Zobaczyłam przed sobą Harrego, który korzystając z okazji przybliżył się do mnie i mnie pocałował.
Czułam jak miliony przyjemnych dreszczy przeszywa cale moje ciało.
Chciałam jeszcze więcej. W tej chwili zapanowało nad nami pożądanie.
Oddawałam każdy pocałunek.
-Idźmy stąd?- wyszeptałam chłopakowi do ucha, który całował mnie po szyi.
Harry złapał mnie za rękę. Jak najszybciej chcieliśmy opuścić budynek szkoły.

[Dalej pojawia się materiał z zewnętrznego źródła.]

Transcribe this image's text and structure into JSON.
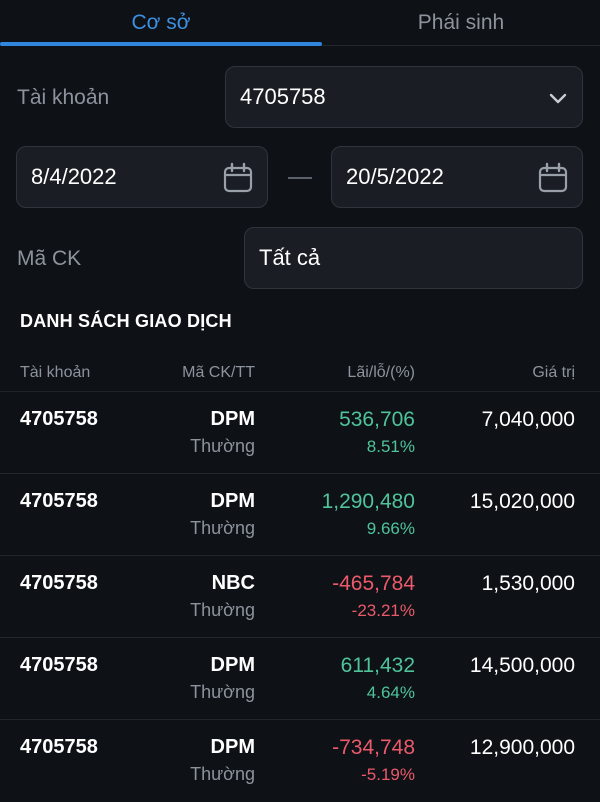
{
  "tabs": [
    {
      "label": "Cơ sở",
      "active": true
    },
    {
      "label": "Phái sinh",
      "active": false
    }
  ],
  "filters": {
    "account_label": "Tài khoản",
    "account_value": "4705758",
    "date_from": "8/4/2022",
    "date_to": "20/5/2022",
    "symbol_label": "Mã CK",
    "symbol_value": "Tất cả"
  },
  "section_title": "DANH SÁCH GIAO DỊCH",
  "table": {
    "headers": [
      "Tài khoản",
      "Mã CK/TT",
      "Lãi/lỗ/(%)",
      "Giá trị"
    ],
    "rows": [
      {
        "account": "4705758",
        "symbol": "DPM",
        "type": "Thường",
        "pl": "536,706",
        "pct": "8.51%",
        "value": "7,040,000",
        "trend": "pos"
      },
      {
        "account": "4705758",
        "symbol": "DPM",
        "type": "Thường",
        "pl": "1,290,480",
        "pct": "9.66%",
        "value": "15,020,000",
        "trend": "pos"
      },
      {
        "account": "4705758",
        "symbol": "NBC",
        "type": "Thường",
        "pl": "-465,784",
        "pct": "-23.21%",
        "value": "1,530,000",
        "trend": "neg"
      },
      {
        "account": "4705758",
        "symbol": "DPM",
        "type": "Thường",
        "pl": "611,432",
        "pct": "4.64%",
        "value": "14,500,000",
        "trend": "pos"
      },
      {
        "account": "4705758",
        "symbol": "DPM",
        "type": "Thường",
        "pl": "-734,748",
        "pct": "-5.19%",
        "value": "12,900,000",
        "trend": "neg"
      }
    ]
  },
  "colors": {
    "accent": "#2f86dc",
    "positive": "#4fc39a",
    "negative": "#ea5a6a",
    "background": "#0e1116"
  },
  "icons": {
    "dropdown": "chevron-down-icon",
    "calendar": "calendar-icon"
  }
}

Już po kilkunastu minutach byliśmy przed domem Harrego. Wpatrywałam się w budynek.
-Nikogo nie ma.- powiedział chłopaka otwierając mi drzwi i podając rękę.
Chwyciłam jego dłoń.
Chłopak przyciągną mnie do siebie i pocałował. Uczucie które towarzyszyło każdemu pocałunkowi było jak narkotyk. Każde z nas chciało więcej.

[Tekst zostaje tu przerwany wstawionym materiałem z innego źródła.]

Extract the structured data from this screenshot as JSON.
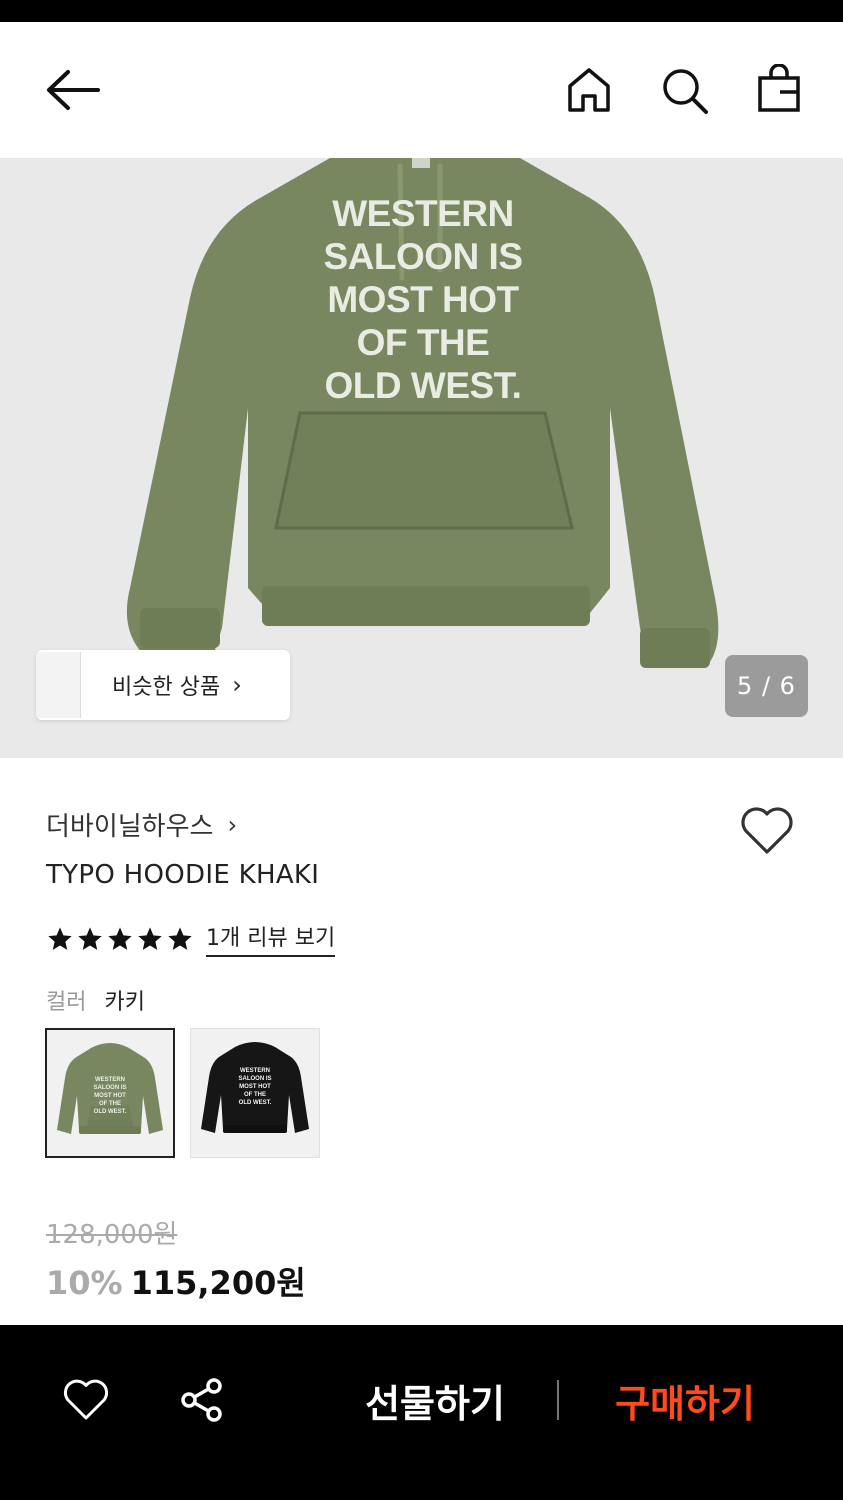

Nie zwracając uwagi na przedmioty, które napotykaliśmy an swojej drodze dotarliśmy do pokoju Harrego. Każdy pocałunek był jeszcze bardziej zachłanny. Pożądanie pomiędzy nami jeszcze bardzie narastało. Chłopak znowu popchną mnie na ścianę przez co lekko jęknęłam. 

Hazza jednak to zauważył i złapał mnie za biodra podnosząc do góry. Oplotłam nogami Harrego który nadal nie przerywając namiętnych pocałunków położył mnie na łózko.

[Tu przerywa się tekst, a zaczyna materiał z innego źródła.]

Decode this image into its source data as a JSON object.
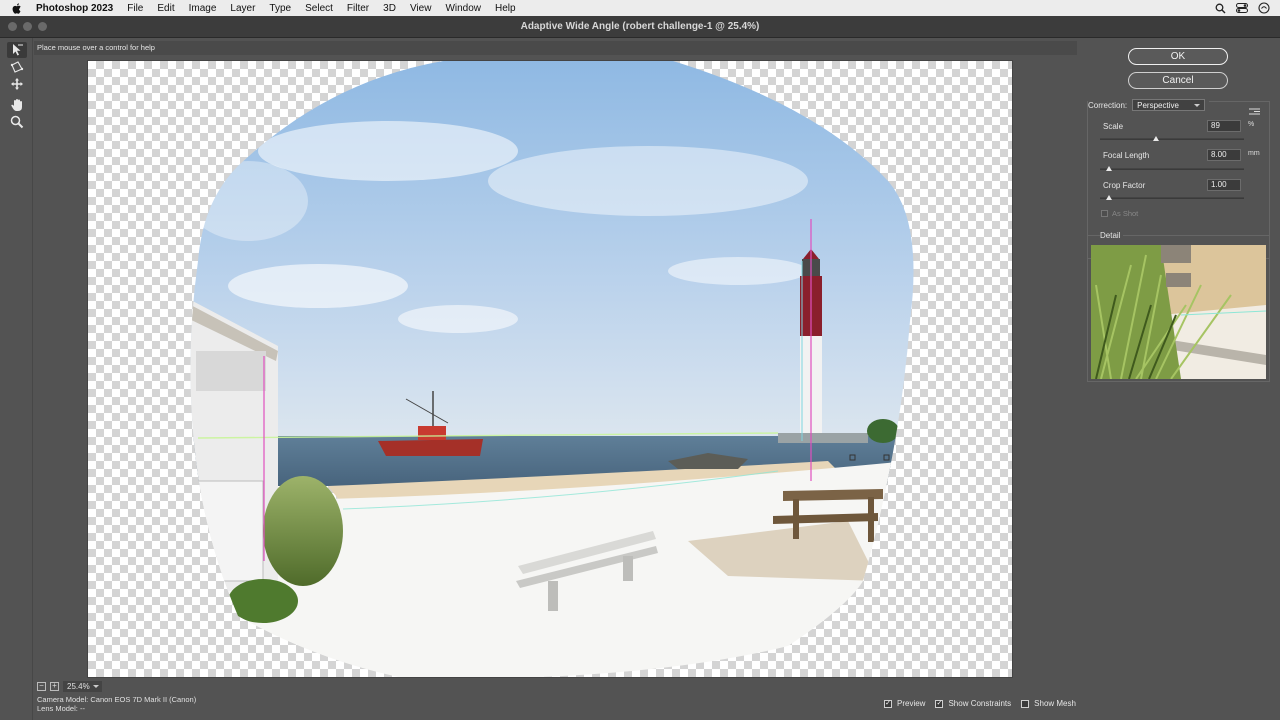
{
  "menubar": {
    "app_name": "Photoshop 2023",
    "items": [
      "File",
      "Edit",
      "Image",
      "Layer",
      "Type",
      "Select",
      "Filter",
      "3D",
      "View",
      "Window",
      "Help"
    ],
    "right_icons": [
      "search-icon",
      "control-center-icon",
      "siri-icon"
    ]
  },
  "window": {
    "title": "Adaptive Wide Angle (robert challenge-1 @ 25.4%)"
  },
  "help": {
    "text": "Place mouse over a control for help"
  },
  "tools": [
    "constraint-tool-icon",
    "polygon-constraint-tool-icon",
    "move-tool-icon",
    "hand-tool-icon",
    "zoom-tool-icon"
  ],
  "panel": {
    "ok_label": "OK",
    "cancel_label": "Cancel",
    "correction_label": "Correction:",
    "correction_value": "Perspective",
    "scale_label": "Scale",
    "scale_value": "89",
    "scale_unit": "%",
    "scale_pos": 0.39,
    "focal_label": "Focal Length",
    "focal_value": "8.00",
    "focal_unit": "mm",
    "focal_pos": 0.06,
    "crop_label": "Crop Factor",
    "crop_value": "1.00",
    "crop_pos": 0.06,
    "as_shot_label": "As Shot",
    "detail_label": "Detail"
  },
  "status": {
    "zoom_minus": "−",
    "zoom_plus": "+",
    "zoom": "25.4%",
    "camera_model": "Camera Model: Canon EOS 7D Mark II (Canon)",
    "lens_model": "Lens Model: --"
  },
  "checks": {
    "preview_label": "Preview",
    "preview_checked": true,
    "constraints_label": "Show Constraints",
    "constraints_checked": true,
    "mesh_label": "Show Mesh",
    "mesh_checked": false
  }
}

Chciałam poczuć jego miękka skórę pod swoimi palcami. Błądziłam rekami po jego plecach. 

Czułam ciepły oddech na mojej szyi. Odchyliłam lekko głowę dając lepszy dostęp chłopakowi. 
Poczułam jak Harry zaczyna błądzić zimnymi rekami po moim ciele. Jego dotyk podziałał na mnie jak zimny prysznic.
Do oczy zaczęły napływać mi łzy.
-Harry zejdź ze mnie.- Ten jednak nie przerywał.- Zejdź ze mnie. - próbowałam odepchnąć od siebie chłopaka.
-Przestań. Proszę przestań!- zaczęłam krzyczeć.
Harry gwałtownie się odsuną patrząc mi w oczy.
-Co się stało? -Korzystając z okazji wstałam z łóżka. Wpatrując się na zdezorientowaną twarz chłopka.
-Znajdź sobie inna zabawkę.- powiedziałam zostawiając Hazze w pokoju.
Jak najszybciej chciałam opuścić to miejsce. Zaczęłam biec przed siebie.
Do oczu napływały słone łzy.
Po kilkunastu minutach byłam już w swoim pokoju. Usiadłam na podłodze opierając się o łóżko. Łzy spływały po moich policzkach. Sięgnęłam do szafki obok wyciągając zapalniczkę i papierosa.
Włożyłam go do ust i zapaliłam.
 Zaciągnęłam się trującym dymem, który dawał mi ukojenie. Chcąc odłożyć zapalniczkę zauważyłam leżące zdjęcie. Wyciągnęłam je i uważnie się w nie wpatrywałam. 


Nieważne ile razy mówiłaś, że chcesz odejść
Nieważne ile oddechów wzięłaś, nadal nie będąc w stanie oddychać
Nieważne ile bezsennych nocy przeleżałaś, budzona dźwiękiem trującego deszczu
Gdzie odeszłaś? Gdzie odeszłaś? Gdzie odeszłaś?